The area of Prague is the only archaeological site that is practically continuous and enshrines a huge amount of archaeological findings – traces of the existence and life of our ancestors from the recent and distant past which provide evidence of historical moments and events. In addition to the discoveries of prehistoric settlements and burial grounds of the Stone, Bronze, and Iron Ages, archaeology provides irreplaceable sources of information to learn about an important milestone in the history and development of the Prague basin settlement – the origin of Prague and Prague Castle as the centre of the Bohemian state in the Early Middle Ages, the future expansion of the settlement, and finally the foundation and development of the towns of Prague – Lesser Town, Old Town, and New Town which form the heart of Prague up to the present.

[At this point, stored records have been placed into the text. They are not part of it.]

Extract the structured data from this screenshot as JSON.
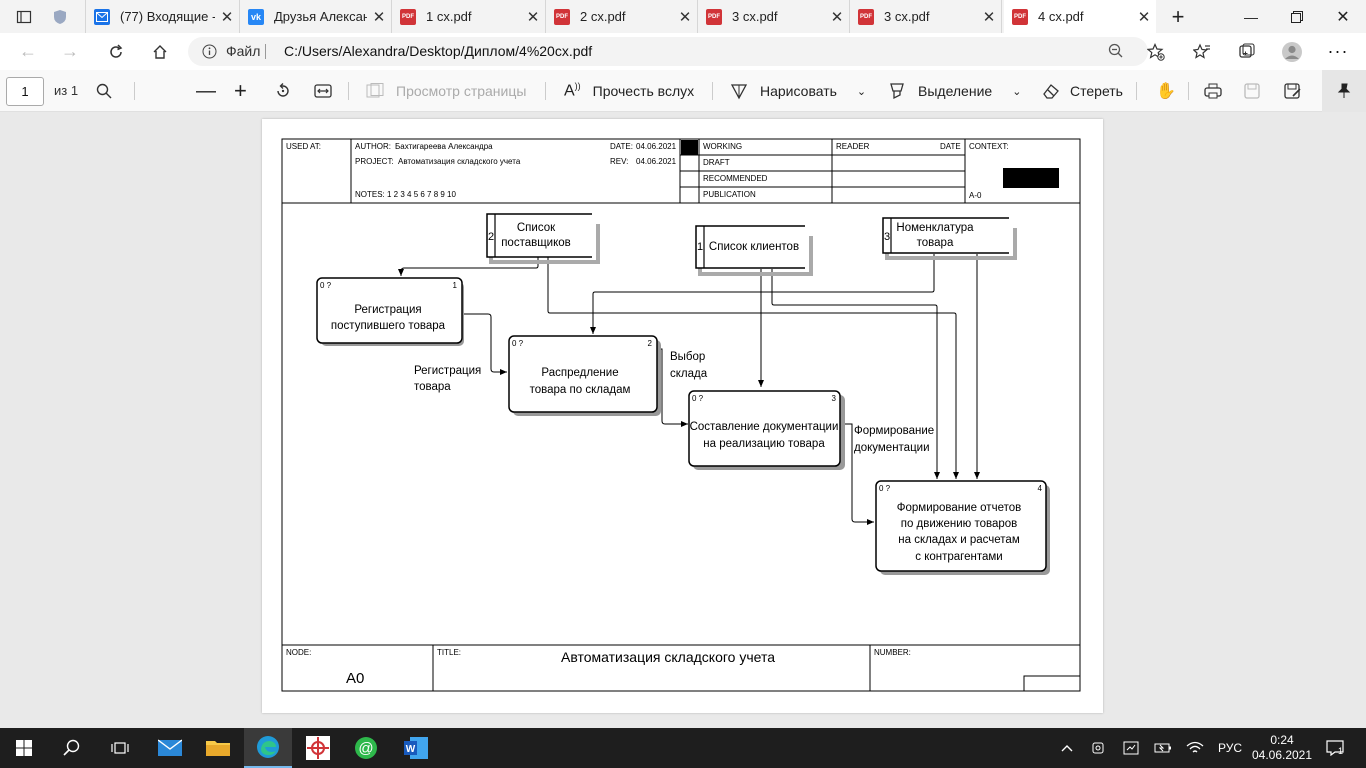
{
  "tabs": [
    {
      "title": "",
      "icon": "shield-icon",
      "active": false
    },
    {
      "title": "(77) Входящие -",
      "icon": "mail-icon",
      "active": false
    },
    {
      "title": "Друзья Александ",
      "icon": "vk-icon",
      "active": false
    },
    {
      "title": "1 сх.pdf",
      "icon": "pdf-icon",
      "active": false
    },
    {
      "title": "2 сх.pdf",
      "icon": "pdf-icon",
      "active": false
    },
    {
      "title": "3 сх.pdf",
      "icon": "pdf-icon",
      "active": false
    },
    {
      "title": "3 сх.pdf",
      "icon": "pdf-icon",
      "active": false
    },
    {
      "title": "4 сх.pdf",
      "icon": "pdf-icon",
      "active": true
    }
  ],
  "address": {
    "scheme_label": "Файл",
    "url": "C:/Users/Alexandra/Desktop/Диплом/4%20сх.pdf"
  },
  "pdf_toolbar": {
    "page_number": "1",
    "page_total": "из 1",
    "page_view": "Просмотр страницы",
    "read_aloud": "Прочесть вслух",
    "draw": "Нарисовать",
    "highlight": "Выделение",
    "erase": "Стереть"
  },
  "diagram": {
    "header": {
      "used_at": "USED AT:",
      "author_label": "AUTHOR:",
      "author": "Бахтигареева Александра",
      "project_label": "PROJECT:",
      "project": "Автоматизация складского учета",
      "notes": "NOTES:  1  2  3  4  5  6  7  8  9  10",
      "date_label": "DATE:",
      "date": "04.06.2021",
      "rev_label": "REV:",
      "rev": "04.06.2021",
      "working": "WORKING",
      "draft": "DRAFT",
      "recommended": "RECOMMENDED",
      "publication": "PUBLICATION",
      "reader": "READER",
      "reader_date": "DATE",
      "context": "CONTEXT:",
      "context_node": "A-0"
    },
    "datastores": [
      {
        "num": "2",
        "line1": "Список",
        "line2": "поставщиков"
      },
      {
        "num": "1",
        "line1": "Список клиентов",
        "line2": ""
      },
      {
        "num": "3",
        "line1": "Номенклатура",
        "line2": "товара"
      }
    ],
    "boxes": [
      {
        "num": "1",
        "line1": "Регистрация",
        "line2": "поступившего товара",
        "line3": "",
        "line4": ""
      },
      {
        "num": "2",
        "line1": "Распредление",
        "line2": "товара по складам",
        "line3": "",
        "line4": ""
      },
      {
        "num": "3",
        "line1": "Составление документации",
        "line2": "на реализацию товара",
        "line3": "",
        "line4": ""
      },
      {
        "num": "4",
        "line1": "Формирование отчетов",
        "line2": "по движению товаров",
        "line3": "на складах и расчетам",
        "line4": "с контрагентами"
      }
    ],
    "box_tag": "0 ?",
    "arrow_labels": [
      {
        "line1": "Регистрация",
        "line2": "товара"
      },
      {
        "line1": "Выбор",
        "line2": "склада"
      },
      {
        "line1": "Формирование",
        "line2": "документации"
      }
    ],
    "footer": {
      "node_label": "NODE:",
      "node": "A0",
      "title_label": "TITLE:",
      "title": "Автоматизация складского учета",
      "number_label": "NUMBER:"
    }
  },
  "taskbar": {
    "language": "РУС",
    "time": "0:24",
    "date": "04.06.2021",
    "notifications": "1"
  }
}
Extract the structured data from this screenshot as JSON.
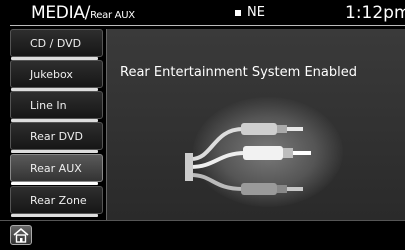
{
  "header": {
    "title_main": "MEDIA/",
    "title_sub": "Rear AUX",
    "status_text": "NE",
    "time": "1:12pm"
  },
  "sidebar": {
    "items": [
      {
        "label": "CD / DVD",
        "active": false
      },
      {
        "label": "Jukebox",
        "active": false
      },
      {
        "label": "Line In",
        "active": false
      },
      {
        "label": "Rear DVD",
        "active": false
      },
      {
        "label": "Rear AUX",
        "active": true
      },
      {
        "label": "Rear Zone",
        "active": false
      }
    ]
  },
  "main": {
    "headline": "Rear Entertainment System Enabled"
  },
  "icons": {
    "home": "home-icon",
    "av_cables": "rca-av-cables-icon"
  },
  "colors": {
    "background": "#000000",
    "panel": "#333333",
    "text": "#ffffff"
  }
}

The in situ (in the original place) archaeological findings which have survived are the most authentic ones. Some are open to the public while others preserved in non-public places are accessible only on exceptional occasions, and many remain hidden beneath the current surface of the city. Fragmentary remains of residential houses, production facilities, burial grounds, and sometimes constructions of medieval houses, religious structures, and fortifications remain in the historical core of Prague and its environs. Many authentic structures may still be admired at the Prague Castle and Vyšehrad compounds as well as in the remarkable compounds of prehistoric and early medieval fortification centres beyond the borders of Prague – e.g. the Šárka Valley, Zámka and Butovice hillforts, and many others. Among the less striking ones are the remains of medieval villages (e.g. the vanished Hol Village).
What do you find here?
The praha-archeologicka.cz portal provides a wide range of information about the manifold archaeological monuments and sites in the City of Prague. Two categories of information form the section Discover Prague Archaeology. It includes Trip Tips – a selection of interesting archaeological monuments and sites as well as tips for short or long Walks in the City and its nearby environs. Presentations provide basic information for both categories. In addition to the description, importance, pictures, and links to the sources, the presentations on trip or walk tips include accessibility information; the category of walks further offers a rough itinerary.
How are data depicted?
The data in the Discover Prague Archaeology may be displayed as an abstract on the data display page (DATA page) or by graphic symbols referring to the presentation type in map materials (MAP page). The category of monuments within the trip tips section is commonly accompanied with presentations completed with picture and text documentation, geographical coordinates, simple icons characterising the type, date, and/or importance of the monument, and references to further information sources. The walks include tour lines with points of interest and basic characteristics from the presentation.
How to search and sort data?
There are several criteria for searching the Discover Prague Archaeology section. The trip tips may be interconnected with the place of discovery and specific archaeological research. The selection may be done in the both data and map windows by clicking on a funnel symbol at the relevant layer. A menu opens up to search according to required criteria (text, name of the author, or theme tags).